A smile of pure contempt spread across his face.

"Little fly… I don't offer you revenge. I offer you something far greater. Freedom. The chance to break your destiny, to rewrite your future with your own hands. All for the modest price of your soul. Isn't it beautiful? Isn't it cruel? Isn't it exactly what you deserve?"

I leaned closer to the scroll.

Only two words could be read upon the gold: Your Soul.

"In the end…" I murmured, a crooked smile forming on my lips, "…I end up making a deal with a demon."

There was no doubt in my voice—only a dry irony, sharpened by years of humiliation.

A black feather appeared in my hand. Dark as a bottomless night, with a strange, almost living glow. The moment I touched it, a chill ran down my spine.

I reached toward the contract.

The scroll looked ancient, noble—far too perfect to exist in that place. Its golden inscriptions pulsed beneath the god's sickly light. I touched it.

And it vanished.

The silence lasted only an instant.

Then the god erupted into a deranged laugh, so intense it seemed to revel in every second of the chaos.

"Very well, little one."

Space began to break.

The walls of the void cracked like glass under impossible pressure. Reality groaned. The place that had been my tomb for so long began to collapse before my eyes. And for the first time in a long while, a strange feeling washed over me: pleasure. A dark, almost cruel pleasure at watching that hell crumble in on itself.

Fragments of the prison floated around me like the remains of a cosmic corpse.

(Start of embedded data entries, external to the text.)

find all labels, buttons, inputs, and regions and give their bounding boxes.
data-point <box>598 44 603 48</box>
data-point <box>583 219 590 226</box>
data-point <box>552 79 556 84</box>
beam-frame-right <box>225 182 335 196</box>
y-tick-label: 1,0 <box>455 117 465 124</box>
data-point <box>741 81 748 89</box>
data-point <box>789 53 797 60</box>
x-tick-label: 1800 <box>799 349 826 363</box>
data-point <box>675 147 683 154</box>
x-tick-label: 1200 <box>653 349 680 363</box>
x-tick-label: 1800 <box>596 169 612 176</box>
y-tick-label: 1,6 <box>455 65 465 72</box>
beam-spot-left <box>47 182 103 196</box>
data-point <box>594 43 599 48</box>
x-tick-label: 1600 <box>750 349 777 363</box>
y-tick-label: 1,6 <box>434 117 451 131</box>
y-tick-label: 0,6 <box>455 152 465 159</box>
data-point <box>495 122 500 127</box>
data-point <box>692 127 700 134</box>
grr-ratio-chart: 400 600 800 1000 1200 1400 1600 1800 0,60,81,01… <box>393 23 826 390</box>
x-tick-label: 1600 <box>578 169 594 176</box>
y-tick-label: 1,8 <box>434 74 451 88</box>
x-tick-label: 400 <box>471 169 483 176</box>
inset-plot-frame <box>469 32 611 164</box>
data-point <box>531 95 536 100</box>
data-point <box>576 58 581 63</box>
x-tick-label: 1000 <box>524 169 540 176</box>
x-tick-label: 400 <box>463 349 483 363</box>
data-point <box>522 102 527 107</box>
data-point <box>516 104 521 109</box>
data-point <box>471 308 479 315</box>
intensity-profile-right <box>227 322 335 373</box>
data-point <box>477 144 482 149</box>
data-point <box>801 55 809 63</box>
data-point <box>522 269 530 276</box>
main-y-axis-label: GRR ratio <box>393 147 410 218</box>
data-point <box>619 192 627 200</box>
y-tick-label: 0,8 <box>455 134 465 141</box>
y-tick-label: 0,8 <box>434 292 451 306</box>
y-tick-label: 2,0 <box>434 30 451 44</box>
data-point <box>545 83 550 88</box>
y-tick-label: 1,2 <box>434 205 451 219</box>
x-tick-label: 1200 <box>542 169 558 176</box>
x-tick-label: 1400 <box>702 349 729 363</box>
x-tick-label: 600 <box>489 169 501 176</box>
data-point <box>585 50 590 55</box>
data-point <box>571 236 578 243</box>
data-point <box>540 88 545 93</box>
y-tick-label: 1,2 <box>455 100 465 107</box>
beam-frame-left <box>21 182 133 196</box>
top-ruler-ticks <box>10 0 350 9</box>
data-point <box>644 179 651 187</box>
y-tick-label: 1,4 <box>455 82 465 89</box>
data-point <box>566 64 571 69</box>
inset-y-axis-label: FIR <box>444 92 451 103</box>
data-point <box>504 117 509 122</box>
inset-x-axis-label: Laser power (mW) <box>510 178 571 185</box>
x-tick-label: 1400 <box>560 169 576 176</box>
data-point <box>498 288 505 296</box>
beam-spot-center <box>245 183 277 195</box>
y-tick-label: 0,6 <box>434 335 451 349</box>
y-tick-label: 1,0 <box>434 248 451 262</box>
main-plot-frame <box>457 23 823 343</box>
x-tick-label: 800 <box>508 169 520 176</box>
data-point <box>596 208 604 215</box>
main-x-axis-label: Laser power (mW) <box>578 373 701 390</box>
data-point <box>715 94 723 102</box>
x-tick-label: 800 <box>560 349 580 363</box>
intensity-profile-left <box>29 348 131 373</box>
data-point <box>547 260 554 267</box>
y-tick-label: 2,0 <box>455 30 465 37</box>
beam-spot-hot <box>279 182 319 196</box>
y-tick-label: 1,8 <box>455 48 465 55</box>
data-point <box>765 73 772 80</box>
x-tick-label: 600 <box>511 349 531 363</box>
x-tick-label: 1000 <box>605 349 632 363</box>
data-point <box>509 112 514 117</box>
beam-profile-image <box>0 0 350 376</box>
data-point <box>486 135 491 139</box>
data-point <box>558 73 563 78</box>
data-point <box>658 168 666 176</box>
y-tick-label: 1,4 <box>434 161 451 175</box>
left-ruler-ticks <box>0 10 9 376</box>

The entire structure dissolved into a storm of light, shadow, and ruin. The ground exploded beneath my feet. The void tore me from its center and dragged me downward, into a bottomless abyss.

The god leaned forward, his eyes burning with madness and satisfaction.

"Ah… what a beautiful spectacle," he whispered, almost trembling with pleasure. "I've broken the laws of the universe just to amuse myself a little. Yes… yes… show me what you can do, Avaron."